Познание «излишества» своего существования ведет героя не к смерти, а к открытию фундаментальной абсурдности бытия, определенной главным образом тем, что «экзистенция не есть необходимость». Тех, кто хоронится от этих истин, полагая, что имеет особые права на существование, Рокантен шельмует словом «мерзавцы». Жизнь «мерзавцев» также бессмысленна, они также «лишни», ибо любое человеческое существование напоминает «неловкие усилия насекомого, опрокинутого на спину».

Любовь — испытанное средство спасения от метафизического «невроза». Сартр предложил Рокантену проверить его на себе.

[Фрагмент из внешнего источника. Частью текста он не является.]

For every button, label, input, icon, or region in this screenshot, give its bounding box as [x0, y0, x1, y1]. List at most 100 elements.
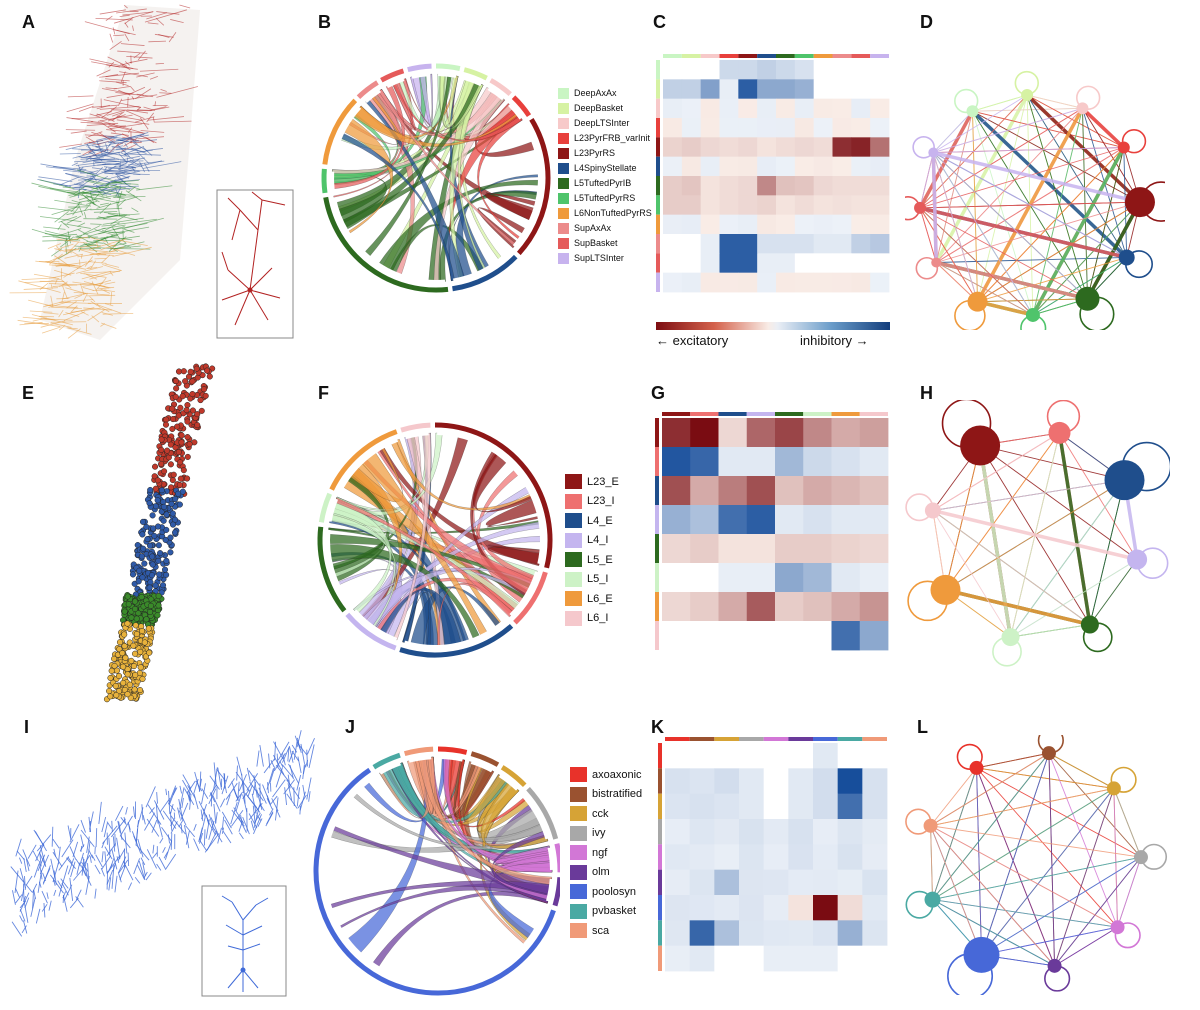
neurite	[96, 241, 99, 248]
dendrite	[266, 811, 274, 825]
matrix-cell	[837, 768, 863, 795]
matrix-cell	[776, 214, 796, 235]
soma	[247, 287, 253, 293]
neurite	[116, 115, 142, 121]
neurite	[105, 263, 120, 268]
neurite	[138, 136, 165, 140]
matrix-cell	[832, 156, 852, 177]
graph-node	[914, 201, 927, 214]
matrix-cell	[663, 253, 683, 274]
dendrite	[269, 808, 274, 816]
matrix-column-color	[700, 54, 720, 58]
dendrite	[299, 805, 301, 815]
graph-edge	[1031, 146, 1126, 316]
neurite	[77, 202, 84, 216]
legend-b-item: L5TuftedPyrIB	[558, 176, 652, 191]
legend-b-item: SupAxAx	[558, 221, 652, 236]
matrix-cell	[738, 118, 758, 138]
dendrite	[142, 814, 146, 825]
dendrite	[32, 850, 39, 862]
graph-node	[1048, 421, 1071, 444]
legend-label: sca	[592, 924, 610, 937]
matrix-cell	[662, 534, 691, 564]
neurite	[75, 266, 103, 274]
neurite	[97, 163, 120, 166]
neurite	[87, 267, 98, 270]
legend-f-item: L23_I	[565, 492, 619, 512]
graph-node	[969, 760, 984, 775]
matrix-cell	[739, 743, 765, 769]
dendrite	[209, 792, 216, 803]
graph-node	[967, 291, 988, 312]
cell	[145, 625, 152, 632]
neurite	[104, 303, 114, 307]
neurite	[96, 134, 122, 141]
dendrite	[255, 897, 269, 906]
legend-label: ivy	[592, 827, 606, 840]
graph-edge	[932, 788, 1115, 900]
matrix-cell	[714, 844, 740, 871]
matrix-cell	[700, 118, 720, 138]
dendrite	[221, 895, 233, 903]
dendrite	[193, 778, 199, 795]
matrix-cell	[870, 60, 890, 80]
matrix-cell	[719, 79, 739, 100]
cell	[116, 639, 124, 646]
neurite	[109, 33, 114, 43]
neurite	[100, 288, 111, 294]
dendrite	[170, 821, 178, 834]
legend-swatch	[565, 591, 582, 607]
neurite	[65, 182, 84, 188]
dendrite	[178, 810, 187, 826]
cell	[194, 411, 201, 418]
neurite	[110, 245, 141, 250]
neurite	[86, 265, 92, 270]
neurite	[67, 328, 81, 339]
graph-edge	[930, 767, 977, 827]
matrix-cell	[665, 793, 691, 820]
matrix-cell	[832, 214, 852, 235]
dendrite	[281, 764, 294, 779]
dendrite	[242, 969, 259, 989]
matrix-row-color	[656, 214, 660, 234]
dendrite	[158, 856, 166, 869]
matrix-cell	[862, 819, 888, 845]
neurite	[102, 123, 116, 133]
dendrite	[15, 888, 20, 898]
graph-edge	[932, 152, 978, 302]
neurite	[71, 162, 79, 166]
cell	[178, 432, 185, 439]
matrix-cell	[803, 447, 832, 477]
neurite	[69, 249, 79, 256]
dendrite	[156, 792, 158, 804]
cell	[169, 510, 176, 517]
neurite	[124, 61, 130, 66]
neurite	[28, 299, 52, 307]
cell	[158, 436, 165, 443]
cell	[169, 405, 176, 412]
chord-arc-gap	[509, 571, 539, 617]
matrix-cell	[775, 534, 804, 564]
cell	[124, 691, 131, 698]
graph-edge	[932, 752, 1050, 900]
neurite	[159, 92, 172, 94]
cell	[139, 574, 146, 581]
dendrite	[178, 819, 184, 828]
matrix-cell	[775, 592, 804, 622]
neurite	[102, 264, 122, 271]
neurite	[110, 292, 112, 306]
matrix-cell	[813, 118, 833, 138]
matrix-cell	[681, 60, 702, 80]
cell	[121, 643, 128, 650]
matrix-cell	[831, 534, 861, 564]
dendrite	[57, 880, 63, 889]
dendrite	[94, 888, 97, 899]
matrix-cell	[776, 156, 796, 177]
cell	[172, 495, 179, 502]
cell	[143, 616, 150, 623]
graph-edge	[972, 111, 978, 302]
dendrite	[200, 809, 204, 822]
dendrite	[62, 865, 69, 883]
neurite	[140, 130, 165, 133]
graph-edge	[979, 445, 1138, 560]
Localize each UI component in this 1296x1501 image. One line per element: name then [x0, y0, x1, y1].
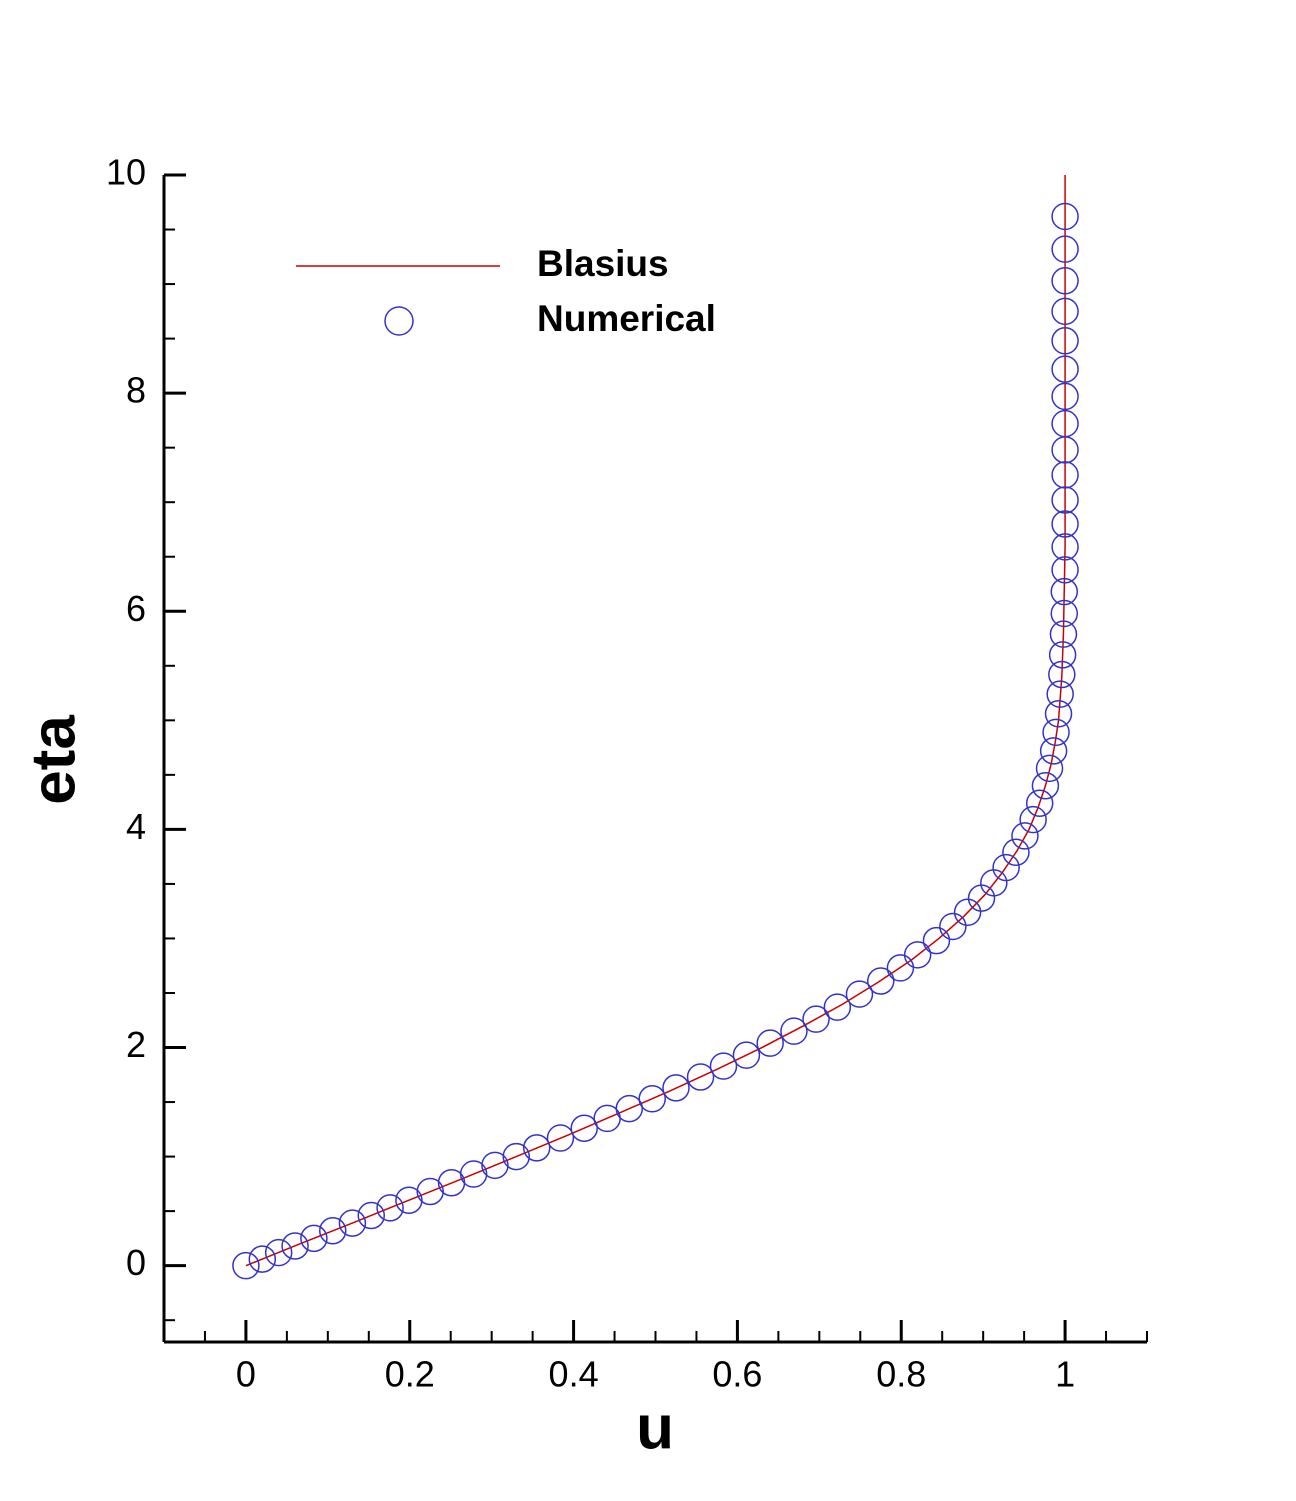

У рыцаря «тошноты» некогда была возлюбленная, Анни, с которой он расстался, но к которой сохранил самые нежные чувства. Она живет по другую сторону Ла-Манша. Анни — второстепенная актриса лондонского театра. Когда Рокантен заболел «тошнотой», мысли об Анни стали нередко его посещать. «Я хотел бы, чтобы Анни была здесь», — признается он в дневнике. Встреча в парижском отеле вызвала у героя меланхолическое чувство ностальгии по прежним временам, которое тем больше усиливалось, чем больше он понимал, что прошлое не возвратить. Духовная жизнь, или, вернее, духовное небытие, Рокантена и Анни имеет много общих черт. Можно даже сказать, что Анни — двойник Рокантена в женском обличий. Она живет, окруженная умершими страстями. Приехавшему спасаться Рокантену, оказывается, нужно спасать самому, но — «что я могу ей сказать? Разве я знаю причины, побуждающие жить? В отличие от нее, я не впадаю в отчаяние, потому что я ничего особенного не ждал. Я скорее… удивленно стою перед жизнью, которая дана мне ни для чего».

Рокантен возвращается в Бувиль. В этом тягучем портовом городе его охватывает чувство бесконечного одиночества.

«Мое прошлое умерло.

Г-н Рольбой умер (Рокантен забросил работу над книгой. — В.Е.), Анни возникла только для того, чтобы отобрать у меня всякую надежду. Я один на этой белой улице, которую окружают сады. Одинокий и свободный. Но эта свобода несколько смахивает на смерть».

«Тошнота» породила не только новые отношения Рокантена с деревьями, фонтанами или клочками бумаги на улице. Она поставила его в новые отношения с людьми. Сущность этой новизны раскрывается в разговоре Рокантена с Самоучкой, который приглашает героя вместе пообедать в ресторане.

133

Мандельштам О. Литературная Москва. Рождение фабулы // Россия. — 1922.— № 3.— С.26.